3. Flash's video capabilities include playback of H.264,mp4,mov,3gp...(from HD to mobile!)

4. Red 5 is free as beer.

I dont think its a feature based choice. Looks more like a marketing deal with MS for wider adoption of the format.


You're missing the key feature: DRM. The studios won't sign off unless they trust the DRM.


Flash does have DRM support. My understanding is that Amazon's Video on Demand implements it.


They have a deal with Microsoft to stream to the XBox. I always assumed Microsoft "evangelized" Silverlight to them.


Not sure what everyone is talking about. I use netflix on osx and it's by far the best online streaming experience I've had.... equivalent to iTunes in quality, but with better error handling for flaky connections.

The DRM also works seamlessly.... so the end user wouldn't even know the content was protected.

I just wish it worked on linux... I don't know if moonlight plans to support DRM...


The quality on their player is worse than your average Scene DVD rip--and given how bad such rips usually look, this is embarrassing.

How long is it going to take, how many hundreds of millions of wasted dollars, how many failed companies, before people realize that if you're going to charge people to watch video, you should show it in reasonable quality, not godawful low-bitrate VC-1? And it isn't as if good encoders are expensive or something like that.


I've been using the Silverlight version on Boxee for a few months and I have had few issues. I do think an opt-in opt-out program would have been a better move.


I don't like it because the video skips about every 5-10 seconds. The audio is fine. It's really annoying, especially if you're watching an action movie.

Hrmph.


I have this problem when I use Safari, even the new version of Safari, but it all works fine when I use Firefox.


Does anyone know why they decided to make it so people couldn't switch back to Flash? It seems to me that if they lifted this ridiculous restriction, all these people pissed at Netflix would be happy.


> back to flash?

Flash never was an option.


Isn't that how streaming to PCs works if you don't opt in to Silverlight?

If not, substitute "flash" with whatever the current option is.


Nah, the "Opt In" is just for the new version of the Silverlight player.

Netflix on demand has always been silverlight based.


Has anyone hacked the streaming format? It seems like it should be possible.

Netflix on Tivo works well.


The whole point is that its got baked in DRM.

Anyway, what's the point? Everything's already on bittorrent, and everything on streaming is also available on easily rippable DVD.
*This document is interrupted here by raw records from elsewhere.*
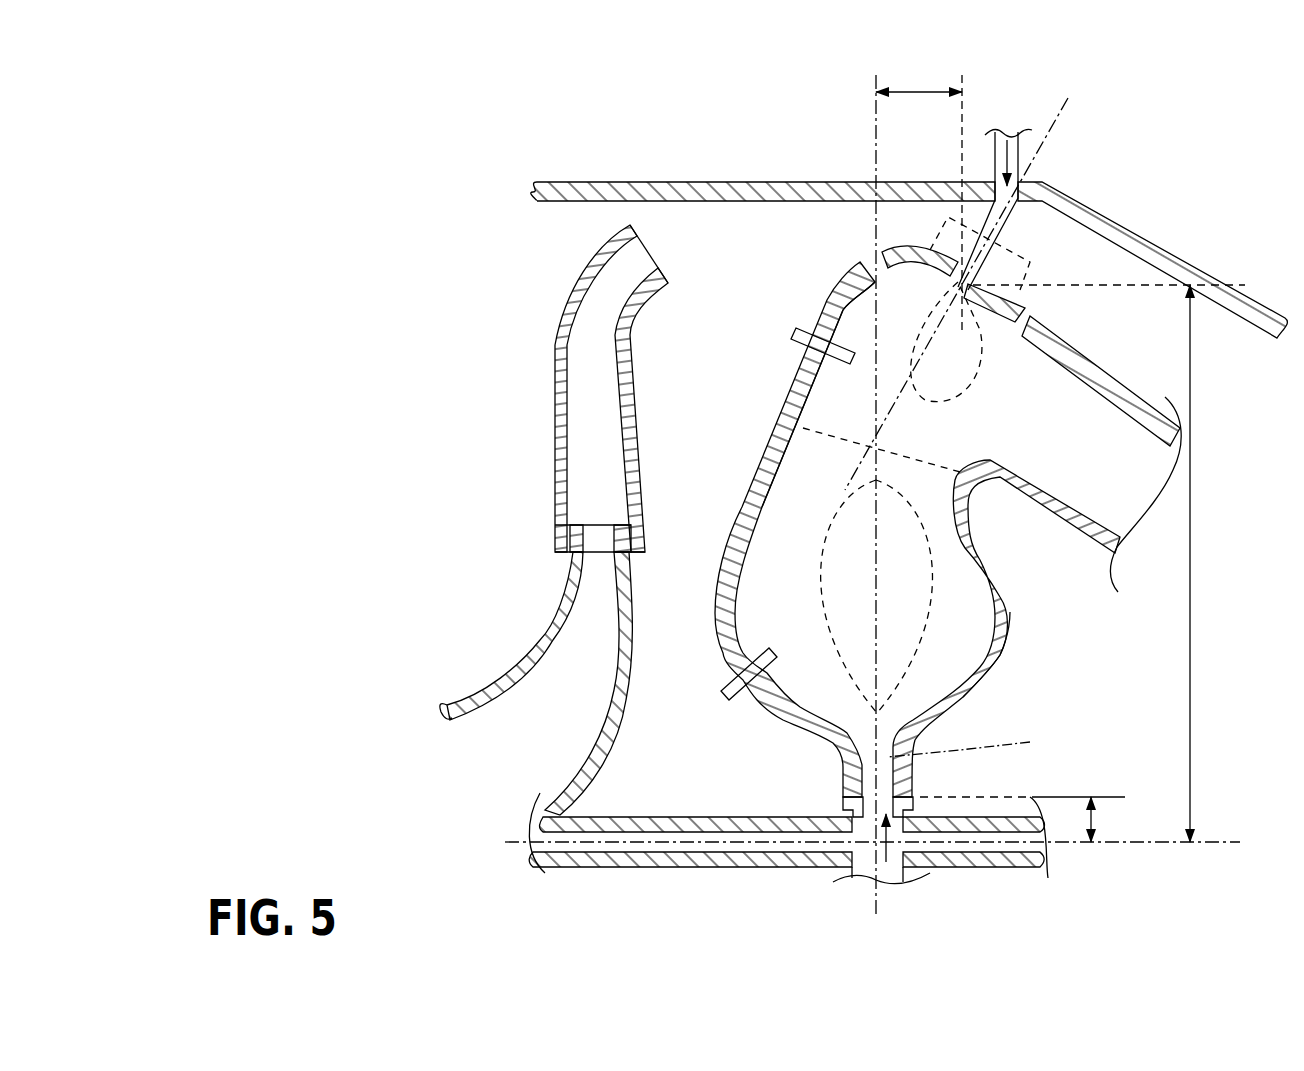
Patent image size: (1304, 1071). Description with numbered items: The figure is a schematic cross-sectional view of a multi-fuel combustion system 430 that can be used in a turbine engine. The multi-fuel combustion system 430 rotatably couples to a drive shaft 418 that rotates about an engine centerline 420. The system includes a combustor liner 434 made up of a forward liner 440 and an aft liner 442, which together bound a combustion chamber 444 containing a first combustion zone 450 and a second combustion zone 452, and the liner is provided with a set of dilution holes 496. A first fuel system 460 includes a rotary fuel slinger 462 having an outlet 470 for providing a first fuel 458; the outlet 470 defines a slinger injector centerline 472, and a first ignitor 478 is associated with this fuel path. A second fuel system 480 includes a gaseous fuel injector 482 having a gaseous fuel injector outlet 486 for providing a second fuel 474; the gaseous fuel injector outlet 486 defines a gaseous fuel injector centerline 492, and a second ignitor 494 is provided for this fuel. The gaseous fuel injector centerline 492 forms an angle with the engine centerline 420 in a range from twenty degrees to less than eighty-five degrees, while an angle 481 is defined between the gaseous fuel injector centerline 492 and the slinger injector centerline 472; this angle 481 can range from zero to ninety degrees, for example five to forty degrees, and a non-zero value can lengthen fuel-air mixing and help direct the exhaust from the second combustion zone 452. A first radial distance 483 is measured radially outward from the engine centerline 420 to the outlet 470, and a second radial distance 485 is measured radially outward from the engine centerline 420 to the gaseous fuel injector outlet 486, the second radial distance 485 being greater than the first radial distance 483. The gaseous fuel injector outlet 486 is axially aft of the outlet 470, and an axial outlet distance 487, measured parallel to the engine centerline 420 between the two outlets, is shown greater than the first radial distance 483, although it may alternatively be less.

The drive shaft 418 is at (607, 873).
The engine centerline 420 is at (1155, 845).
The multi-fuel combustion system 430 is at (688, 635).
The combustor liner 434 is at (1014, 623).
The forward liner 440 is at (743, 495).
The aft liner 442 is at (985, 663).
The combustion chamber 444 is at (857, 450).
The first combustion zone 450 is at (942, 494).
The second combustion zone 452 is at (955, 432).
The first fuel 458 is at (893, 843).
The first fuel system 460 is at (833, 802).
The rotary fuel slinger 462 is at (918, 806).
The outlet 470 is at (866, 820).
The slinger injector centerline 472 is at (981, 744).
The second fuel 474 is at (1012, 157).
The first ignitor 478 is at (732, 697).
The second fuel system 480 is at (1030, 212).
The angle 481 is at (893, 378).
The gaseous fuel injector 482 is at (1008, 222).
The first radial distance 483 is at (1095, 818).
The second radial distance 485 is at (1192, 622).
The gaseous fuel injector outlet 486 is at (970, 345).
The axial outlet distance 487 is at (923, 88).
The gaseous fuel injector centerline 492 is at (1060, 108).
The second ignitor 494 is at (800, 345).
The set of dilution holes 496 is at (878, 258).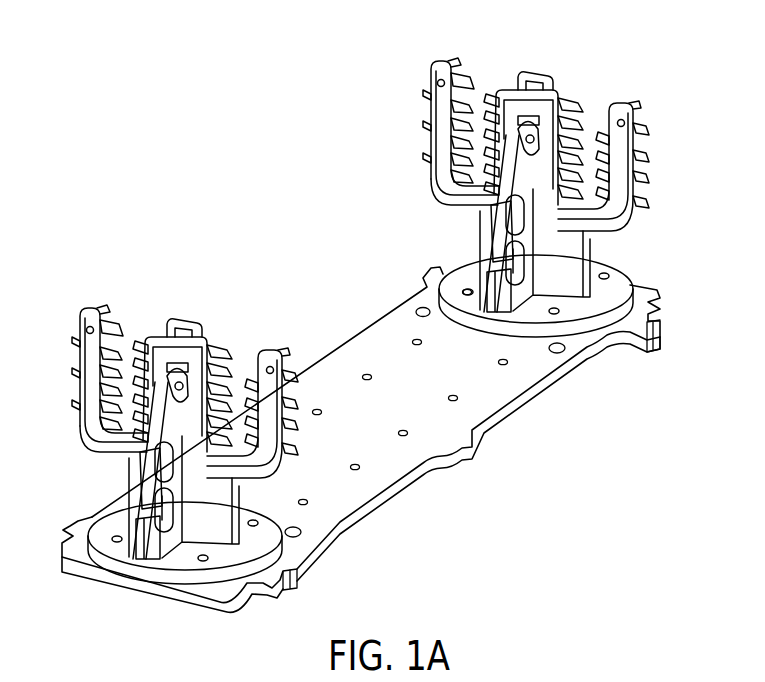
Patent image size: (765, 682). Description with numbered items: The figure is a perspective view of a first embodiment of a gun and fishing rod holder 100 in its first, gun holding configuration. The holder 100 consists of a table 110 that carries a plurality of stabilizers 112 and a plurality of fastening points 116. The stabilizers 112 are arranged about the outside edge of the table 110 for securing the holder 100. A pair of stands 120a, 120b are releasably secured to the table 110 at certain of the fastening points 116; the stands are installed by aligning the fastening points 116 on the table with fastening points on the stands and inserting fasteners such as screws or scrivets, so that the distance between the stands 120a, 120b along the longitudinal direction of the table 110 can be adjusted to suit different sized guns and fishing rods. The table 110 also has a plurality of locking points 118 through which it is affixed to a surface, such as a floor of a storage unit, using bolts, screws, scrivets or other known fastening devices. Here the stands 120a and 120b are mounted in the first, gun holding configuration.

The gun and fishing rod holder 100 is at (369, 306).
The table 110 is at (392, 415).
The stabilizers 112 is at (471, 490).
The fastening points 116 is at (404, 451).
The locking points 118 is at (418, 304).
The stand 120a is at (320, 270).
The stand 120b is at (675, 45).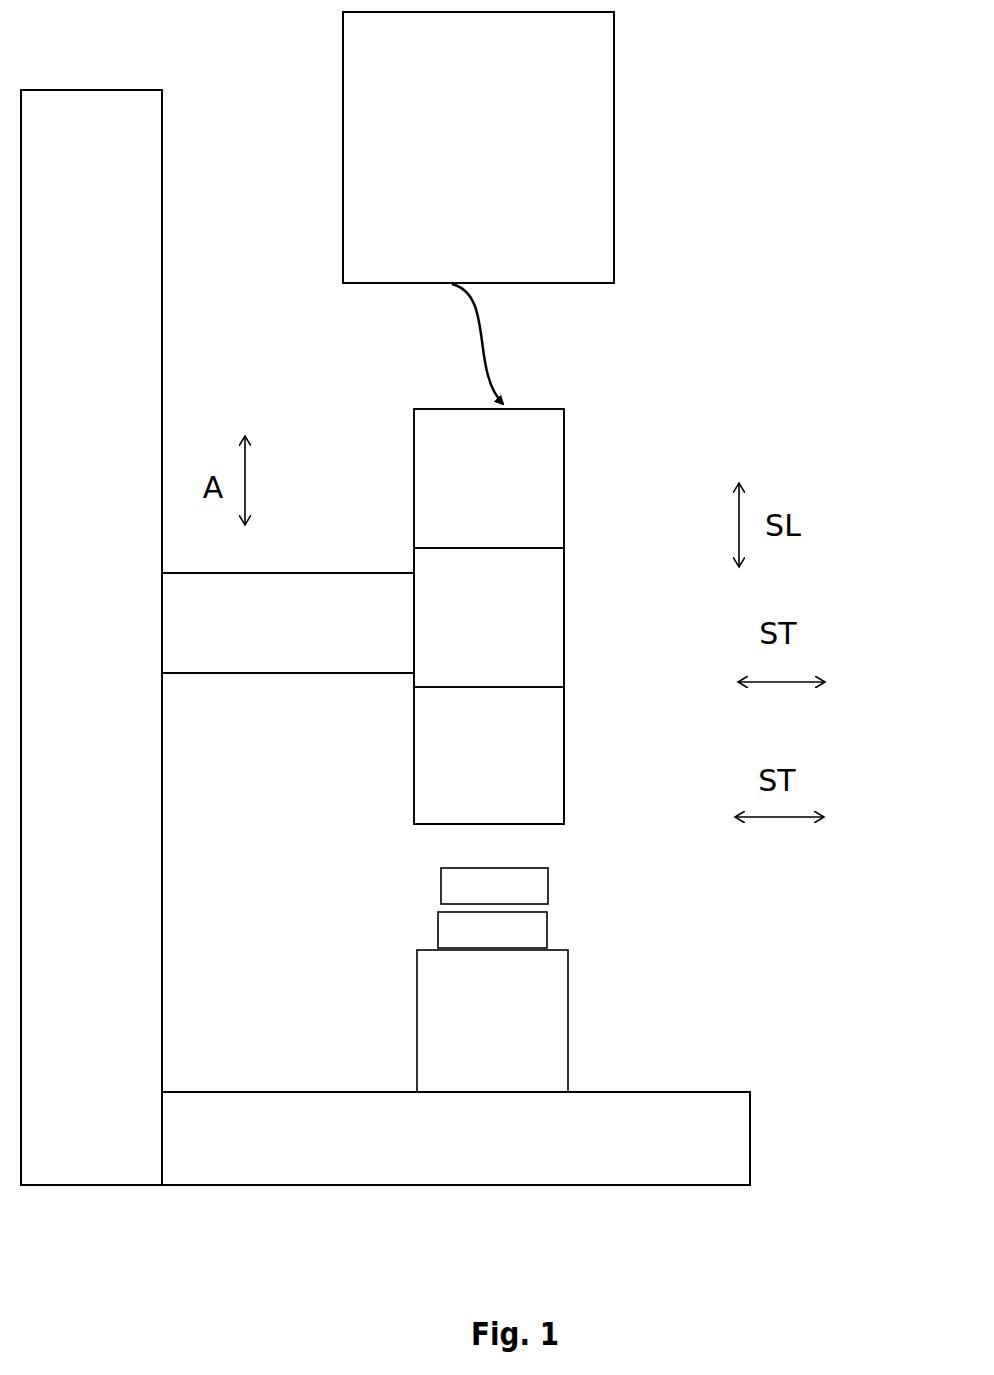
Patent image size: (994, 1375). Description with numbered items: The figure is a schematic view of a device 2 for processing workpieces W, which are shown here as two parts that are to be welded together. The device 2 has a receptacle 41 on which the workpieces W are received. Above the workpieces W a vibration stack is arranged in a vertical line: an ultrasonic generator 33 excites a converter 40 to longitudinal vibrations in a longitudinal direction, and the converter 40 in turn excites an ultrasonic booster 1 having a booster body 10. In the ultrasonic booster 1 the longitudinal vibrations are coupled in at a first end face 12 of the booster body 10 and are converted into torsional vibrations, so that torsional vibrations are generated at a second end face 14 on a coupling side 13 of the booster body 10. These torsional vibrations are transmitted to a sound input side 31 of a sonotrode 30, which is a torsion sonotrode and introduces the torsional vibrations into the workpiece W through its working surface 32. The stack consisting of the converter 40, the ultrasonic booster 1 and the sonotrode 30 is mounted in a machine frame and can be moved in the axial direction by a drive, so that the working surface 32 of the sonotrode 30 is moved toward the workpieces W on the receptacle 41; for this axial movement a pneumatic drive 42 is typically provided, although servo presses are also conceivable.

I don't know, but this is the type of shit that really makes me mad. If you decide to do business with a large corporation that has enough internal resources to deploy a half-assed product that is based solely on the decision to add competition to an existing market, then this is what you get.

What kind of crap is netflix(and microsoft) trying pull here? -There is no reverting back to the old-player (a subtle TOS) -No Mac support -Silverlight has to be installed on all PC's that use the netflix service ...this list goes on

Microsoft's primary focus has always been to use tacky business strategies that will increase shareholder profits rather than building great, dependable products....and it really needs to stop.


>No Mac support There is Mac support, but only for Intel based systems. PowerPC systems are out of luck.